As IVF centers have increasingly started transferring “mosaic” embryos since 2015, a majority of IVF centers, still, do not transfer embryos unless signed out as “euploid.” The above-noted case out of Rochester, moreover, is the first we have become aware of, in which another IVF center other than ours transferred an “aneuploid” embryo. That not more successful cases of transfers of “aneuploid” embryos have been reported, therefore, should not surprise. A commentary in association with the Rochester case well summarized the current status quo [18].

Discussion

As currently practiced, PGT-A is based on an unconventional 2016 guidance by a small society in an unreferenced and unsigned e-mail to membership (recently removed from the society’s website) [1]; yet, inexplicitly, this guidance to this day dictates the practice of PGT-A and, with it, the practice of IVF. It is estimated that approximately half of all U.S. IVF cycles are currently accompanied by PGT-A. As already noted, this PGDIS guidance introduced an incorrect definition of “mosaicism” to the procedure which, to this day, is driving the current confusion in the reporting of PGT-A results and, therefore, ultimately in the decision-making process as to which chromosomal abnormal embryos after PGT-A can or should not be transferred.

Most PGT-A laboratories still report embryos as “aneuploid” (and, therefore, as “untransferable”) if a single TEB demonstrates between 80 and 100% aneuploid DNA. If the aneuploidy is mitotic, even 100% aneuploid TEBs, however, more likely reflect a mosaic than a truly aneuploid embryo. Only meiotic aneuploidies, representing a relatively small minority of aneuploidies of embryos at preimplantation stages, can be expected to be present in every cell of an embryo. Only meiotic aneuploidies, therefore, can be reliably diagnosed with a 5-cell TEB.

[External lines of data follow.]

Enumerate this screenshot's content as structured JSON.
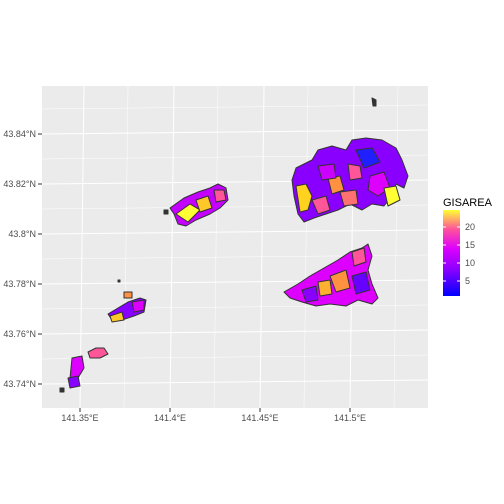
{
  "chart_data": {
    "type": "choropleth",
    "x_ticks": [
      "141.35°E",
      "141.4°E",
      "141.45°E",
      "141.5°E"
    ],
    "y_ticks": [
      "43.84°N",
      "43.82°N",
      "43.8°N",
      "43.78°N",
      "43.76°N",
      "43.74°N"
    ],
    "legend": {
      "title": "GISAREA",
      "ticks": [
        5,
        10,
        15,
        20
      ],
      "range": [
        1,
        25
      ],
      "colors": [
        "#0000ff",
        "#8800ff",
        "#dd00ff",
        "#ff5599",
        "#ffff33"
      ]
    },
    "grid": true,
    "panel_color": "#ebebeb",
    "grid_color": "#ffffff",
    "border_color": "#333333"
  }
}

Following the publication of increasing evidence, even proponents of PGT-A now no longer can reject that “mosaic” embryos (under the incorrect PGT-A definition) produce identical live birth rates to PGT-A “normal” or even untested embryos [9,10,11]. These same authors for many years and until very recently have, however, vehemently argued against the transfer of any chromosomal-abnormal embryo. Their authority in calling for “mosaic,” but not “aneuploid” embryos (under PGT-A criteria), to be transferred, therefore, must be viewed as limited. By continuing to argue against transfers of “aneuploid” embryos, they, indeed, just continue the waste of valuable human embryos, a consequence of PGT-A they have been responsible for over many years.

That PGT-A laboratories now utilize different percentage cut-offs of aneuploid DNA to reach formal diagnostic designations for embryos confirms the limitations of PGT-A. One, therefore, must conclude once again that such measurements in a 5-cell TEB are, simply, not precise enough in determining whether an embryo should be transferred or not [11]. Not only is there no logic behind this kind of reporting, but it even further confuses the interpretation of PGT-A results because what in one laboratory may now be reported as a “normal” embryo, in another may be reported as either a “low- “or “high-mosaic,” with many PGT-A laboratories recommending that only “low-mosaic” embryos be transferred.

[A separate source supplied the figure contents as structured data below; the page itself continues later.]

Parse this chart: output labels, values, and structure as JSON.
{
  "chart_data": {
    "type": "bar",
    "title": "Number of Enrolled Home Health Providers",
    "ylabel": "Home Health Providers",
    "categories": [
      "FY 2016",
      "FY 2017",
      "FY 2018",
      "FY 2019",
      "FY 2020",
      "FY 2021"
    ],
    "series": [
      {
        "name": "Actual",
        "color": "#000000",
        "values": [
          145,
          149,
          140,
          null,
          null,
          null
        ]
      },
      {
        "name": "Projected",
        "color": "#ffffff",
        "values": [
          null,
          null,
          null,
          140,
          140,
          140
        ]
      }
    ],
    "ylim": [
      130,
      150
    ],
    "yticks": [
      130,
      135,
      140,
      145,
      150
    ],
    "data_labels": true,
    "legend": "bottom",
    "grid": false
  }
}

PGT-A reporting, thus, has become an uninterpretable conundrum for most IVF centers, of course, further aggravated by the fact that embryos have the ability to self-correct downstream from blastocyst stage. It was a mouse study that, first, demonstrated that self-correction in embryos (derived from the embryonic cell lineage) inversely correlated with the percentage of aneuploidy in the epiblast [19]. A few years later, self-correction was also demonstrated in human embryos [12].

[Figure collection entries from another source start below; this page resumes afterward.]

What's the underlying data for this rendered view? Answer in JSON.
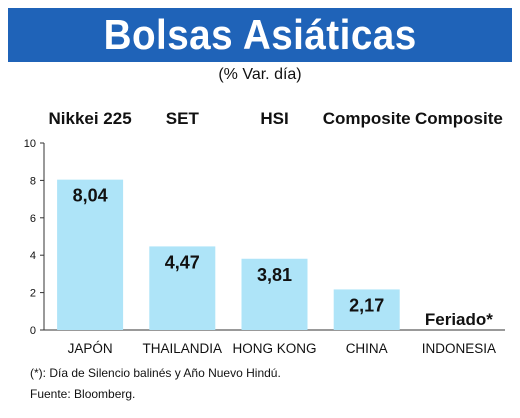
{
  "title": "Bolsas Asiáticas",
  "subtitle": "(% Var. día)",
  "footnote": "(*): Día de Silencio balinés y Año Nuevo Hindú.",
  "source": "Fuente: Bloomberg.",
  "colors": {
    "banner": "#1f63b8",
    "bar": "#aee4f8",
    "title_text": "#ffffff",
    "text": "#111111"
  },
  "chart_data": {
    "type": "bar",
    "index_names": [
      "Nikkei 225",
      "SET",
      "HSI",
      "Composite",
      "Composite"
    ],
    "categories": [
      "JAPÓN",
      "THAILANDIA",
      "HONG KONG",
      "CHINA",
      "INDONESIA"
    ],
    "values": [
      8.04,
      4.47,
      3.81,
      2.17,
      null
    ],
    "data_labels": [
      "8,04",
      "4,47",
      "3,81",
      "2,17",
      "Feriado*"
    ],
    "ylim": [
      0,
      10
    ],
    "yticks": [
      "0",
      "2",
      "4",
      "6",
      "8",
      "10"
    ],
    "ytick_values": [
      0,
      2,
      4,
      6,
      8,
      10
    ],
    "grid": false,
    "legend": "none"
  }
}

As “high-mosaic” and “aneuploid” embryos are, still, widely refused transfer, PGT-A in such cases continues to deprive patients of significant pregnancy and live birth chances and often contributes to their premature referral into third-party egg donation [1]. Since the argument that by PGT-A criteria “aneuploid” embryos cannot result in chromosomal-normal births is often used in defense of refusing embryo transfers, we considered it important to present here reported update on the subject.